Sunday, February 24, 2013

Healty(-ier) Muffins

Last week I went to LA to visit my brother, sister-in-law, and baby (technically now toddler) nephew, James. One of the reasons I love heading out there is my SIL, Amanda, is a fantastic cook. She loves scouring cook books and food website for new recipes and focuses on things that are low in calories and chock full of good stuff like fiber, protein, and fruits and veggies. This is especially true when it comes to cooking and baking for 14 month old James, after all, little kids have a lot of nutritional needs than your average adult.

During our visit, Amanda made a recipe from her Cooking Light Baby Food cookbook, Mini Whole-Wheat Apricot Muffins. Turns out muffins are great for toddlers (especially mini ones) since they are easily freezeable, portable, and a perfect size and texture for little chubby kid fingers. And just because the recipe came from a kid's cookbook doesn't mean it isn't good for adults as well. These were yummy muffins and you got three per serving at only 133 calories. This means even I was able to indulge in a few as a snack (since I have started getting serious about counting calories).

Now that I'm home from sunny California, I am inspired by Amanda's baking and cooking, and I've decided to try to find my own healthier but delicious recipes. I tried my first go-round last night, working with another Cooking Light muffin recipe but making my own changes to make it even more healthy. So I proudly present to you--Maggie's Whole Wheat Raisin Banana Muffins!

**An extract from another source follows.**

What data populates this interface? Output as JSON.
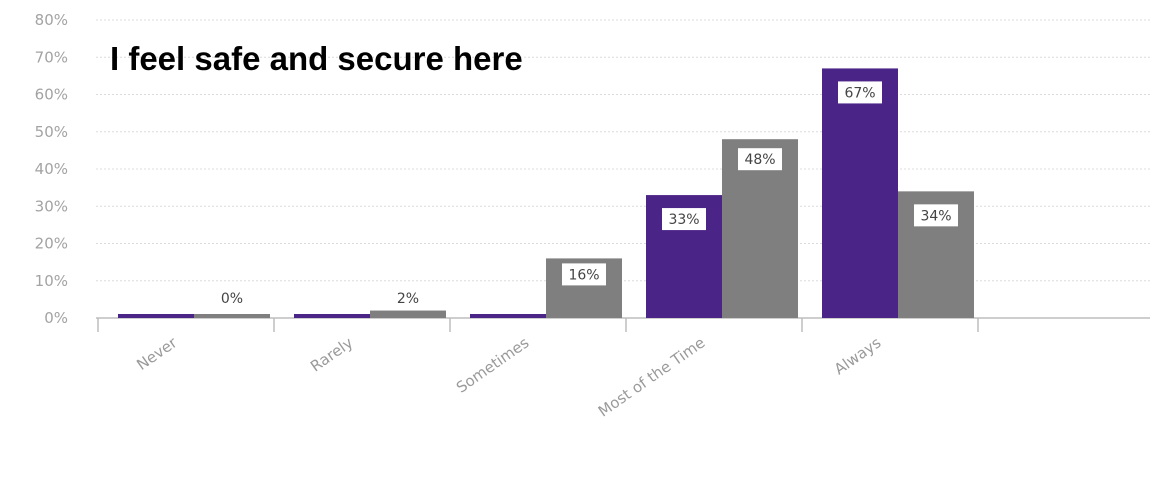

I'm going to call this recipe makeover a success--the original recipe was for a white flour based cranberry and orange muffin. It clocked in at 174 calories, which is certainly nothing to scoff at, but I thought I could do a little better. Even if I couldn't cut back a lot of the calories, at least I could pack the muffins with some more hearty ingredients.

I started by replacing all the white flour with whole wheat flour. However, wheat flour is a lot dryer than regular flour, so that means we needed some more liquid in the batter. I decided to throw in two and a half bananas (that had been sitting in the freezer for a few months). When you defrost the bananas, they end up a lot juicier so this added some more wetness. I also subbed in raisins for the cranberries--I figured they have less sugar and would pair better with the bananas. Following that logic, the orange rind had to go, so I used allspice instead. The final substitution was 1% milk for 2%--mostly because that's what I had on hand.

I was a little worried after I finished mixing up the batter, it was a good deal thicker than most muffin mix and had a consistency more like a cookie. But the muffins ended up baking beautifully, fluffing up a bit but staying within the confines of the muffin cup. It makes a dense muffin which I like; what's the point of eating those calories if it doesn't help fill you up? They have a great wheaty, nutty flavor (even though there's no nuts). The banana and spice is very subtle (I'll probably throw in an extra banana next time), and the raisins added a little touch of sweetness. If you aren't a big fan of wheat these probably aren't the muffins for you, but if you like quick and easy recipes with a hearty flavor than give them a try. You don't even need a mixer, I easily combined all the ingredients by hand with a spatula.

Maggie's Whole Wheat Raisin Banana Muffins

2 cups whole wheat flour
2/3 cups sugar
2 teaspoons baking powder
1/4 teaspoon salt
1 cup raisins
2/3 cup 1% milk
1/4 cup butter or margarine, melted
2 teaspoon ground allspice
1 teaspoon vanilla extract
1 large egg, beaten
3 bananas

Preheat over to 400 degrees. Combine flour, sugar, baking powder, and salt in a large bowl. Stir in raisins; make a well in the center of the mixture. Combine milk, butter, allspice, vanilla, and egg; add to flour mixture, stirring until just moist. Spoon batter into 12 (my recipe made 16) muffin cups. Bake at 400 degrees for 18-20 minutes until muffins are brown on top. Remove from the muffin pan immediately and cool.

Note: these muffins freeze well stored in freezer bags. I also like them warmed up a bit, either in the microwave (20-30 seconds per muffin) or heated in the oven on foil for 10-15 minutes at 300 degrees.

If you are keeping track of calories, I would estimate that these end up between 130-150 calories depending on the size of your muffins. Not too shabby!